Петя презрительно фыркнул, на что, впрочем, обратила внимание только Мура.
– Русский капитализм едва выходит из пеленок, России еще предстоит заняться улучшением быта и условий труда рабочих, и тогда многие прискорбные явления в сфере рабочего вопроса отомрут сами собой, – высказал свое мнение сосредоточенно прислушивавшийся к разговору граф Сантамери.
– Да, как же, выпуск «Нового времени» приостановили на неделю, лишь только газета попробовала поднять пресловутый рабочий вопрос, – выпалил, привстав со стула, Прынцаев.

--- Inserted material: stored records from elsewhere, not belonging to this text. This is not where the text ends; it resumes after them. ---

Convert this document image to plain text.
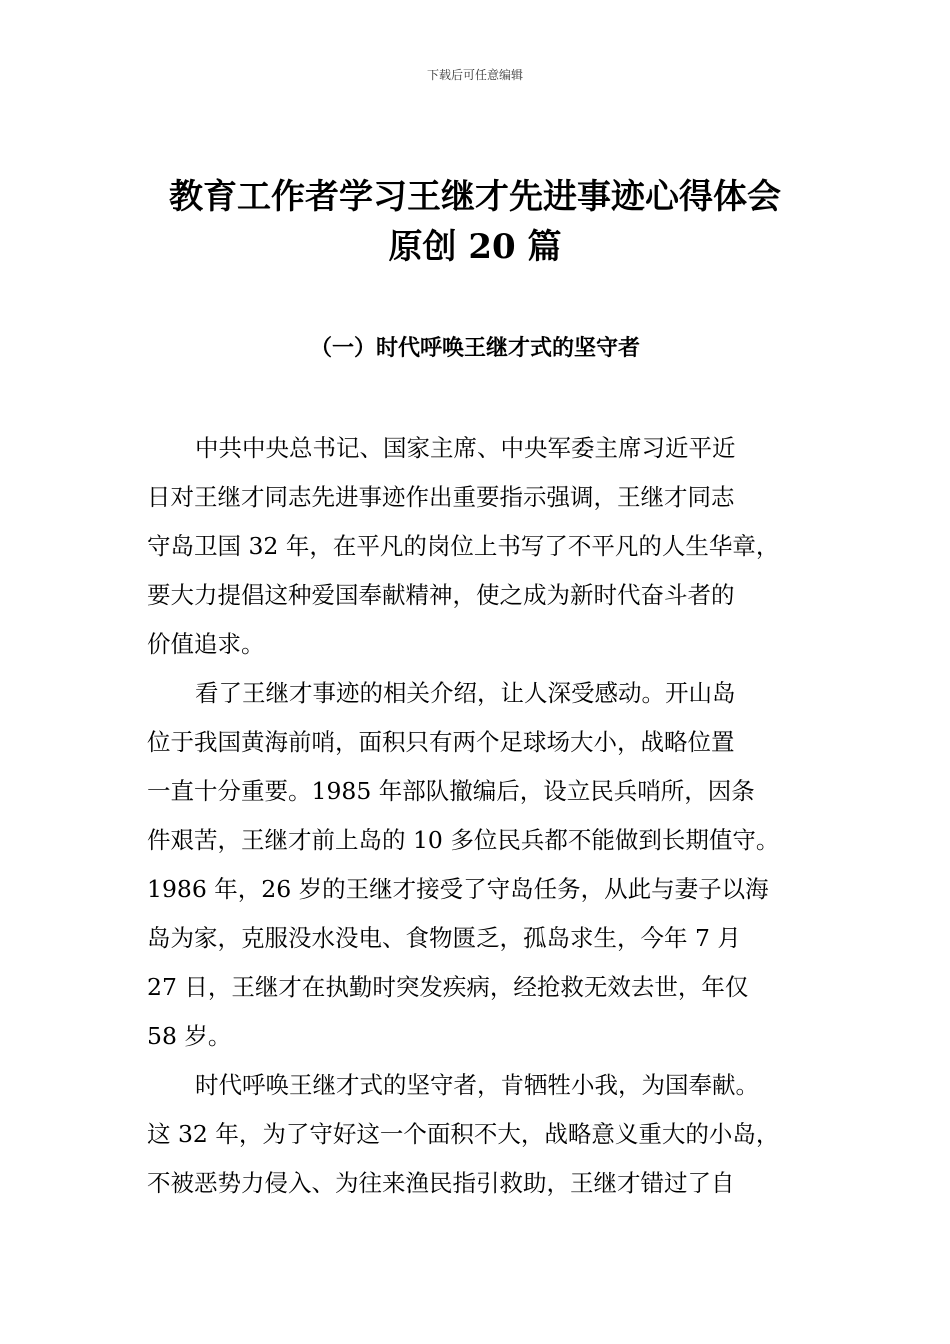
下载后可任意编辑
教育工作者学习王继才先进事迹心得体会
原创 20 篇
（一）时代呼唤王继才式的坚守者
中共中央总书记、国家主席、中央军委主席习近平近
日对王继才同志先进事迹作出重要指示强调，王继才同志
守岛卫国 32 年，在平凡的岗位上书写了不平凡的人生华章，
要大力提倡这种爱国奉献精神，使之成为新时代奋斗者的
价值追求。
看了王继才事迹的相关介绍，让人深受感动。开山岛
位于我国黄海前哨，面积只有两个足球场大小，战略位置
一直十分重要。1985 年部队撤编后，设立民兵哨所，因条
件艰苦，王继才前上岛的 10 多位民兵都不能做到长期值守。
1986 年，26 岁的王继才接受了守岛任务，从此与妻子以海
岛为家，克服没水没电、食物匮乏，孤岛求生，今年 7 月
27 日，王继才在执勤时突发疾病，经抢救无效去世，年仅
58 岁。
时代呼唤王继才式的坚守者，肯牺牲小我，为国奉献。
这 32 年，为了守好这一个面积不大，战略意义重大的小岛，
不被恶势力侵入、为往来渔民指引救助，王继才错过了自
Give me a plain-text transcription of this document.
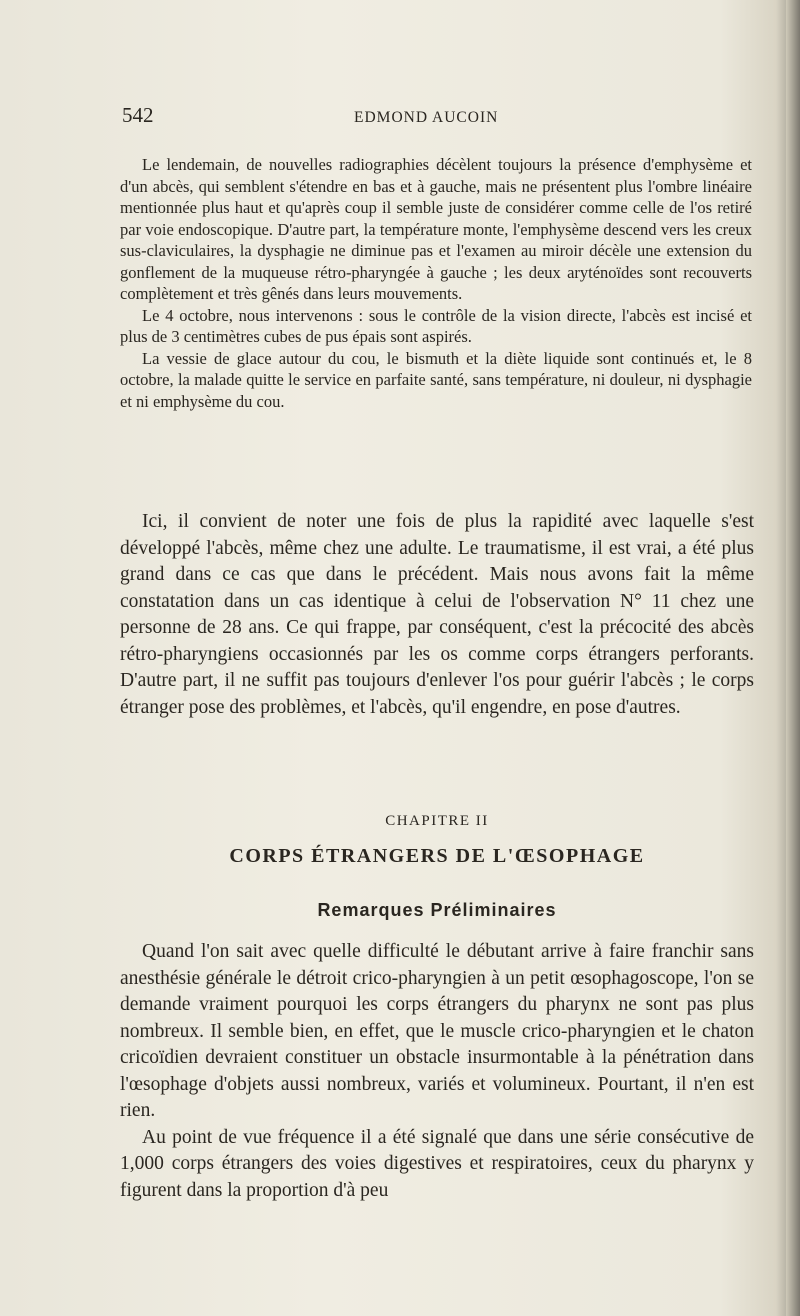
542	EDMOND AUCOIN

Le lendemain, de nouvelles radiographies décèlent toujours la présence d'emphysème et d'un abcès, qui semblent s'étendre en bas et à gauche, mais ne présentent plus l'ombre linéaire mentionnée plus haut et qu'après coup il semble juste de considérer comme celle de l'os retiré par voie endoscopique. D'autre part, la température monte, l'emphysème descend vers les creux sus-claviculaires, la dysphagie ne diminue pas et l'examen au miroir décèle une extension du gonflement de la muqueuse rétro-pharyngée à gauche ; les deux aryténoïdes sont recouverts complètement et très gênés dans leurs mouvements.

Le 4 octobre, nous intervenons : sous le contrôle de la vision directe, l'abcès est incisé et plus de 3 centimètres cubes de pus épais sont aspirés.

La vessie de glace autour du cou, le bismuth et la diète liquide sont continués et, le 8 octobre, la malade quitte le service en parfaite santé, sans température, ni douleur, ni dysphagie et ni emphysème du cou.

Ici, il convient de noter une fois de plus la rapidité avec laquelle s'est développé l'abcès, même chez une adulte. Le traumatisme, il est vrai, a été plus grand dans ce cas que dans le précédent. Mais nous avons fait la même constatation dans un cas identique à celui de l'observation N° 11 chez une personne de 28 ans. Ce qui frappe, par conséquent, c'est la précocité des abcès rétro-pharyngiens occasionnés par les os comme corps étrangers perforants. D'autre part, il ne suffit pas toujours d'enlever l'os pour guérir l'abcès ; le corps étranger pose des problèmes, et l'abcès, qu'il engendre, en pose d'autres.

CHAPITRE II
CORPS ÉTRANGERS DE L'ŒSOPHAGE
Remarques Préliminaires

Quand l'on sait avec quelle difficulté le débutant arrive à faire franchir sans anesthésie générale le détroit crico-pharyngien à un petit œsophagoscope, l'on se demande vraiment pourquoi les corps étrangers du pharynx ne sont pas plus nombreux. Il semble bien, en effet, que le muscle crico-pharyngien et le chaton cricoïdien devraient constituer un obstacle insurmontable à la pénétration dans l'œsophage d'objets aussi nombreux, variés et volumineux. Pourtant, il n'en est rien.

Au point de vue fréquence il a été signalé que dans une série consécutive de 1,000 corps étrangers des voies digestives et respiratoires, ceux du pharynx y figurent dans la proportion d'à peu
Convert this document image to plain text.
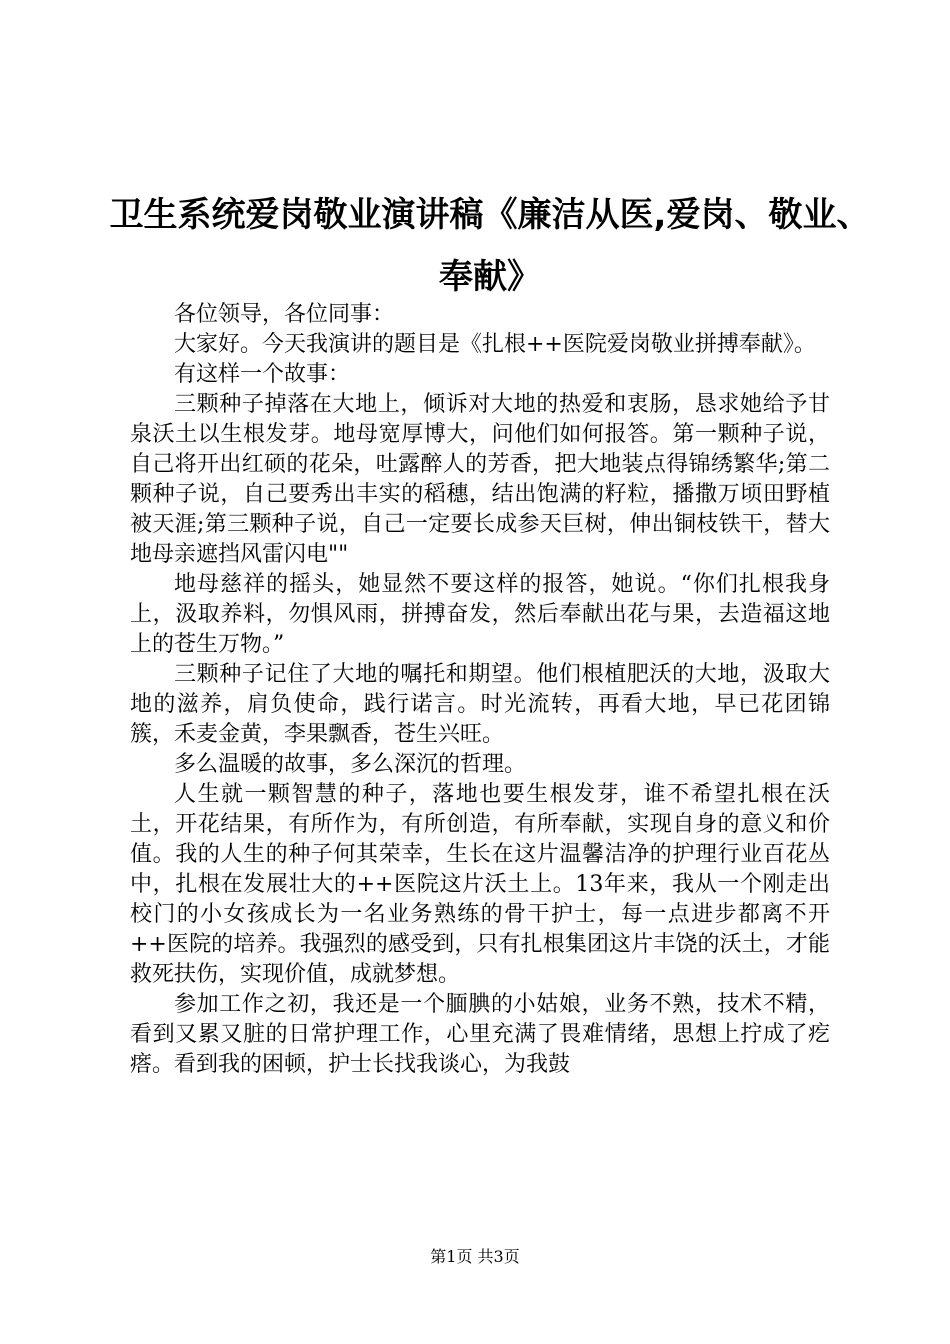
卫生系统爱岗敬业演讲稿《廉洁从医,爱岗、敬业、奉献》

各位领导，各位同事：

大家好。今天我演讲的题目是《扎根++医院爱岗敬业拼搏奉献》。

有这样一个故事：

三颗种子掉落在大地上，倾诉对大地的热爱和衷肠，恳求她给予甘泉沃土以生根发芽。地母宽厚博大，问他们如何报答。第一颗种子说，自己将开出红硕的花朵，吐露醉人的芳香，把大地装点得锦绣繁华;第二颗种子说，自己要秀出丰实的稻穗，结出饱满的籽粒，播撒万顷田野植被天涯;第三颗种子说，自己一定要长成参天巨树，伸出铜枝铁干，替大地母亲遮挡风雷闪电""

地母慈祥的摇头，她显然不要这样的报答，她说。“你们扎根我身上，汲取养料，勿惧风雨，拼搏奋发，然后奉献出花与果，去造福这地上的苍生万物。”

三颗种子记住了大地的嘱托和期望。他们根植肥沃的大地，汲取大地的滋养，肩负使命，践行诺言。时光流转，再看大地，早已花团锦簇，禾麦金黄，李果飘香，苍生兴旺。

多么温暖的故事，多么深沉的哲理。

人生就一颗智慧的种子，落地也要生根发芽，谁不希望扎根在沃土，开花结果，有所作为，有所创造，有所奉献，实现自身的意义和价值。我的人生的种子何其荣幸，生长在这片温馨洁净的护理行业百花丛中，扎根在发展壮大的++医院这片沃土上。13年来，我从一个刚走出校门的小女孩成长为一名业务熟练的骨干护士，每一点进步都离不开++医院的培养。我强烈的感受到，只有扎根集团这片丰饶的沃土，才能救死扶伤，实现价值，成就梦想。

参加工作之初，我还是一个腼腆的小姑娘，业务不熟，技术不精，看到又累又脏的日常护理工作，心里充满了畏难情绪，思想上拧成了疙瘩。看到我的困顿，护士长找我谈心，为我鼓

第1页 共3页
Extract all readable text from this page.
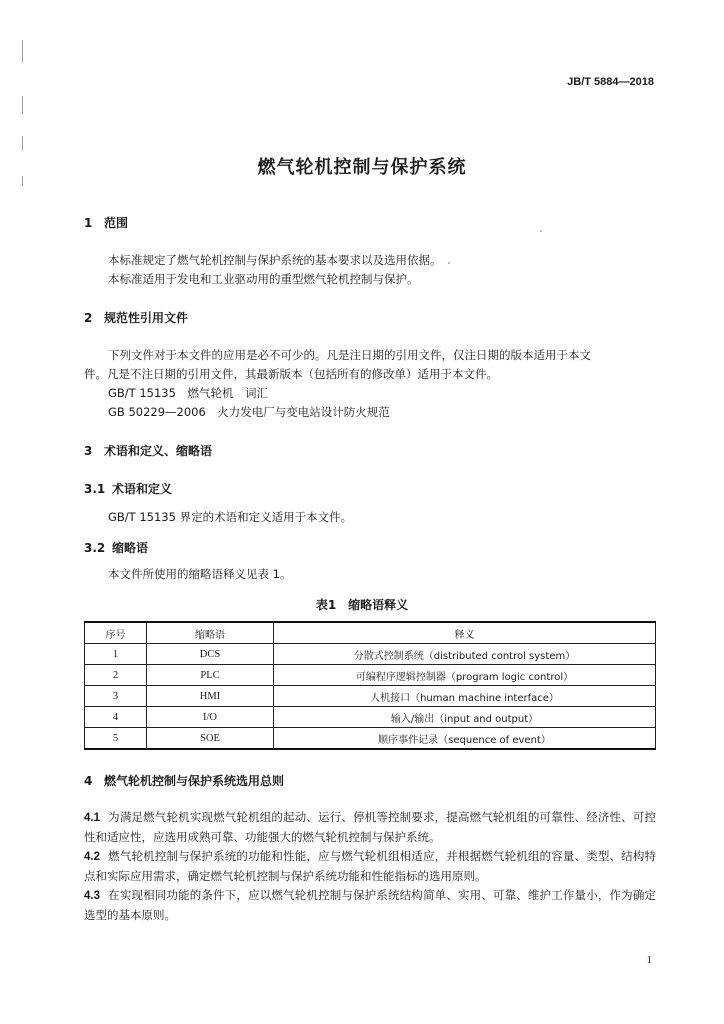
JB/T 5884—2018
燃气轮机控制与保护系统
1 范围
本标准规定了燃气轮机控制与保护系统的基本要求以及选用依据。
本标准适用于发电和工业驱动用的重型燃气轮机控制与保护。
2 规范性引用文件
下列文件对于本文件的应用是必不可少的。凡是注日期的引用文件，仅注日期的版本适用于本文
件。凡是不注日期的引用文件，其最新版本（包括所有的修改单）适用于本文件。
GB/T 15135　燃气轮机　词汇
GB 50229—2006　火力发电厂与变电站设计防火规范
3 术语和定义、缩略语
3.1 术语和定义
GB/T 15135 界定的术语和定义适用于本文件。
3.2 缩略语
本文件所使用的缩略语释义见表 1。
表1　缩略语释义
序号	缩略语	释义
1	DCS	分散式控制系统（distributed control system）
2	PLC	可编程序逻辑控制器（program logic control）
3	HMI	人机接口（human machine interface）
4	I/O	输入/输出（input and output）
5	SOE	顺序事件记录（sequence of event）
4 燃气轮机控制与保护系统选用总则
4.1 为满足燃气轮机实现燃气轮机组的起动、运行、停机等控制要求，提高燃气轮机组的可靠性、经济性、可控性和适应性，应选用成熟可靠、功能强大的燃气轮机控制与保护系统。
4.2 燃气轮机控制与保护系统的功能和性能，应与燃气轮机组相适应，并根据燃气轮机组的容量、类型、结构特点和实际应用需求，确定燃气轮机控制与保护系统功能和性能指标的选用原则。
4.3 在实现相同功能的条件下，应以燃气轮机控制与保护系统结构简单、实用、可靠、维护工作量小，作为确定选型的基本原则。
1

– Все нынешние рабочие возмущения – следствие пропаганды противогосударственных и противообщественных идей, – нахмурился Николай Николаевич. – Здесь много наносного. Фабрично-заводские рабочие восприимчивы к вредным лжеучениям, чем и пользуются злонамеренные люди. Рисуют воображению темных людей молочные реки в кисельных берегах. Естественно, у рабочих растет недовольство своим положением. Улучшать-то его, несомненно, нужно. Не знаю, граф, застали ли вы майские беспорядки в Петербурге? Рабочие Обуховского завода вооружились камнями и несколько часов сражались с конной полицией. Такое у нас происходило впервые. Тревожный знак.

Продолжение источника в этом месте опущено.